— Sentes dor? (me perguntam; mas péra aí, acho que é a febre, aqui em casa ninguém fala sentes). Está (portanto) com dor? – me indagam.
— Estou, estou sim. Dói pra caralho a minha barriga, em todos os quadrantes da cirurgia.
— Pode explicar melhor? Quadrantes?
Precisava era ficar quieto – de sossego, quietude, ainda que fosse aquele tal silêncio mortal. Descubro que quem tem febre zomba da morte. E que esse é o estado típico de certos heróis, mártires, santos, super-homens, gênios.

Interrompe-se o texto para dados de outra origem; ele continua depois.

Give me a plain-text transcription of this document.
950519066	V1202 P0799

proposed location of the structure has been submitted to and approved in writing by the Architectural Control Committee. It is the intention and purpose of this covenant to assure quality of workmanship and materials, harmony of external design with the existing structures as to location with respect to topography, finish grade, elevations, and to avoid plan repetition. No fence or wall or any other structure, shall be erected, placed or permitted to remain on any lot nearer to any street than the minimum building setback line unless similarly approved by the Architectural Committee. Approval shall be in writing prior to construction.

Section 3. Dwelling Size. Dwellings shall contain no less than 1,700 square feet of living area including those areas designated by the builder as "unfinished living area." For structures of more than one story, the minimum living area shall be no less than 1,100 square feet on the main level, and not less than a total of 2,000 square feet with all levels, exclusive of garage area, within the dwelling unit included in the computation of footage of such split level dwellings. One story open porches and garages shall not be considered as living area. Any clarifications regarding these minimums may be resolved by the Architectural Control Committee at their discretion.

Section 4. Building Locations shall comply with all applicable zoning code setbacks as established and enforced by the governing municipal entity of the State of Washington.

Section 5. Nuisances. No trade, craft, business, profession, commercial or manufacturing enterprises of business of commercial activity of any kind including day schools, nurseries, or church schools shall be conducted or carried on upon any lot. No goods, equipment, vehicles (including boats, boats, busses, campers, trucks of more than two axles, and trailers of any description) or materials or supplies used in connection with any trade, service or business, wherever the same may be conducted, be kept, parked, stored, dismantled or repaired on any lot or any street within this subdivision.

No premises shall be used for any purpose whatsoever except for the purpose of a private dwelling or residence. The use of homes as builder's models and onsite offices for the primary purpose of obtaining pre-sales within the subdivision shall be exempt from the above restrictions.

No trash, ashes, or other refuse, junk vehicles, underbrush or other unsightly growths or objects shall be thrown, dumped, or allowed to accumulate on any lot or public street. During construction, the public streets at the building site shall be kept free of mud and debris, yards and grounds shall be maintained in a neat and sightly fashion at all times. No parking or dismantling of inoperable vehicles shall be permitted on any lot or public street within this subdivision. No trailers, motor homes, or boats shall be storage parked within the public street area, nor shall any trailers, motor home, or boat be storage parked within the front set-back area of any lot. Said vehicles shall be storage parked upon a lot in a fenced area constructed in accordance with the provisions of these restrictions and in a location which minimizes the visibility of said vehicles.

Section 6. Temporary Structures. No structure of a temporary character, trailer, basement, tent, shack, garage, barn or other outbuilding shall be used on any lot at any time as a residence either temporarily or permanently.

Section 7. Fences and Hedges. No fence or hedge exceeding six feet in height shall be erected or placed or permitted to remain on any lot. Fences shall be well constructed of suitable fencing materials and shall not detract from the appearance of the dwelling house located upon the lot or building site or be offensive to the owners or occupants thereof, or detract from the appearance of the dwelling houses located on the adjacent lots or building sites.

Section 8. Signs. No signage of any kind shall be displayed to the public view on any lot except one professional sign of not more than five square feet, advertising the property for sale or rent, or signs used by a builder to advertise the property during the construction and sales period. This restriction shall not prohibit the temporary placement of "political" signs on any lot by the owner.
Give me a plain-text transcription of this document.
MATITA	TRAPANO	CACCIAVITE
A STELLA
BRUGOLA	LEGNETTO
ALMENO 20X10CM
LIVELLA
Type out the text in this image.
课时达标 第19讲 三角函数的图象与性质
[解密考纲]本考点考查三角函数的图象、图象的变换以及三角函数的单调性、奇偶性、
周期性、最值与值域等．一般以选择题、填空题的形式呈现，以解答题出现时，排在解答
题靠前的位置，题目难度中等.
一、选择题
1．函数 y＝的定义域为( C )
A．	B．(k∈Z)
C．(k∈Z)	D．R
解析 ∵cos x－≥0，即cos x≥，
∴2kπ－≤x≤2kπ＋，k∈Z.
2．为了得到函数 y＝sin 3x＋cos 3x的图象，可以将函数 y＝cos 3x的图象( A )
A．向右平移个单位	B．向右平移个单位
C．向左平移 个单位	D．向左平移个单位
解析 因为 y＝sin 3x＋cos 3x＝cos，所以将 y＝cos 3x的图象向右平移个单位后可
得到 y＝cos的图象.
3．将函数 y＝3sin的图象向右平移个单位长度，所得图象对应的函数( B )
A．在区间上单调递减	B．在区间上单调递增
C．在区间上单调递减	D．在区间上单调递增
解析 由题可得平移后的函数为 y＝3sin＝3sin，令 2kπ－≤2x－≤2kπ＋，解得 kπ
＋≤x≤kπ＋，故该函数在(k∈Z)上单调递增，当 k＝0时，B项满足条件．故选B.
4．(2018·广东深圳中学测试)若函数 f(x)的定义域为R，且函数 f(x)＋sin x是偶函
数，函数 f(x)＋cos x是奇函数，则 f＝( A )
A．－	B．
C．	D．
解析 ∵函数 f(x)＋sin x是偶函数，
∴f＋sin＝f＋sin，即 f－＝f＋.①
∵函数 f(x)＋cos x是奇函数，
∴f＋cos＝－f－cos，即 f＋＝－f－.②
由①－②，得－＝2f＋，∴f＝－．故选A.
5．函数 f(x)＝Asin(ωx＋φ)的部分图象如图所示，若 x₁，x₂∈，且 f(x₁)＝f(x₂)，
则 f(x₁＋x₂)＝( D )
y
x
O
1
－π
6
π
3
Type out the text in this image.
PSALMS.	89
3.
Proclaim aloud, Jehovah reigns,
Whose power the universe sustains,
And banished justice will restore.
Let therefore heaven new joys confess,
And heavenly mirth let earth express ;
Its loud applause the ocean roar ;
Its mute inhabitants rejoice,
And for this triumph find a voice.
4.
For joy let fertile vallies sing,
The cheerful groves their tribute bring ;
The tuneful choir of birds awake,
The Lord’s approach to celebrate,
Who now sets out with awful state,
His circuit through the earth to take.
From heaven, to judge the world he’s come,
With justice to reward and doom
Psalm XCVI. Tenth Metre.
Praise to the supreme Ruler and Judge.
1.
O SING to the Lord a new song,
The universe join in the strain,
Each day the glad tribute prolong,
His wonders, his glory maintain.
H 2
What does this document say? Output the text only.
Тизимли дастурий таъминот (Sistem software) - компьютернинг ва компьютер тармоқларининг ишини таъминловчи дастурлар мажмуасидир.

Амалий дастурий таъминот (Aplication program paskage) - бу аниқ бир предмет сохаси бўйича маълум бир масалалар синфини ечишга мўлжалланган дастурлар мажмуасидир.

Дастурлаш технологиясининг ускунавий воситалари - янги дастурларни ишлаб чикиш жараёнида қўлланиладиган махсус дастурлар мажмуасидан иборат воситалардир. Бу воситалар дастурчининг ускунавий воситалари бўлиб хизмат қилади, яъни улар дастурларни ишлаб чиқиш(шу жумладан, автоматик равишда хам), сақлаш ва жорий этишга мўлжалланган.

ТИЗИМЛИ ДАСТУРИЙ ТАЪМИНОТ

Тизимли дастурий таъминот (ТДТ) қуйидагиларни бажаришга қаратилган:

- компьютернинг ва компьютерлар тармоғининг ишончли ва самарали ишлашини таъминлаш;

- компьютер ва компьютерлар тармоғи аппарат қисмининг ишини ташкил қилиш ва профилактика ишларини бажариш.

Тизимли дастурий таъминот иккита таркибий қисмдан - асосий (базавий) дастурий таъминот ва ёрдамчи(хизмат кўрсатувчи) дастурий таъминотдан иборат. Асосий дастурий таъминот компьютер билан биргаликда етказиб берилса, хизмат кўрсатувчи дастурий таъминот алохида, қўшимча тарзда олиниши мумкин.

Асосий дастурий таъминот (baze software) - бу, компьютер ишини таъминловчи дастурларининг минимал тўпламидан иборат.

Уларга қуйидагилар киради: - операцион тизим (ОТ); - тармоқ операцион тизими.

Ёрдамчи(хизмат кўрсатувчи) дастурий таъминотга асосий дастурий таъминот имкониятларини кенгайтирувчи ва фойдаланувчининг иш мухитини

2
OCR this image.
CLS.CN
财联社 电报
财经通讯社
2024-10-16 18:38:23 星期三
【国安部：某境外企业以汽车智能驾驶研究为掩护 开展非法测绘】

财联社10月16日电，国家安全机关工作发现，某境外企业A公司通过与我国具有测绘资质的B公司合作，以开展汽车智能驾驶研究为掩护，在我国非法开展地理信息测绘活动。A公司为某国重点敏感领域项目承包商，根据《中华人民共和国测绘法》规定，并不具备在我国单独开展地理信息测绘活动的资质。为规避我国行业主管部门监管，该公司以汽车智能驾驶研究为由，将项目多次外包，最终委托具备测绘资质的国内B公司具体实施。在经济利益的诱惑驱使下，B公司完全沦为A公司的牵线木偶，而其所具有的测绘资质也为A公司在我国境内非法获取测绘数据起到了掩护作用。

Pergunto a Nietzsche. Ele, sério, nada manifesta. Chego a enxergar as coisas parcialmente coloridas, já viram? Olhar pra fora e cor apenas nas árvores, no mais tudo em preto-e-branco? A alucinação visual parece um clip turbinado. Ou será assim mesmo? Ouvir as coisas omitirem parte dos seus sons inconfundíveis; frases soltando sílabas, cachorros a latir só um au: au, e fim.
Para a resposta sobre os quadrantes, visualizo no meu abdomem um país e as duas cicatrizes a cumprir os seguintes trajetos: a da direita (sob meu ponto de vista), desce do Pantanal de Mato Grosso ao Estuário do Prata, são léguas de centímetros costurados. A da esquerda, começa em Minas Gerais e vai até Florianópolis, mais ou menos. Isto é chão, não? São esses os quadrantes que me doem. Dói o país, dói o Mercosul, me dói a barriga, os pontos.
É verão, para todo Hemisfério Sul, menos pra Curitiba – que me conste. Fico aqui em repouso, a estudar minha geopolítica, pensando no futuro desta minguante barriga. A febre? Acho que está baixando, acho que já passou pro velho jacaré ali, embaixo da minha cama.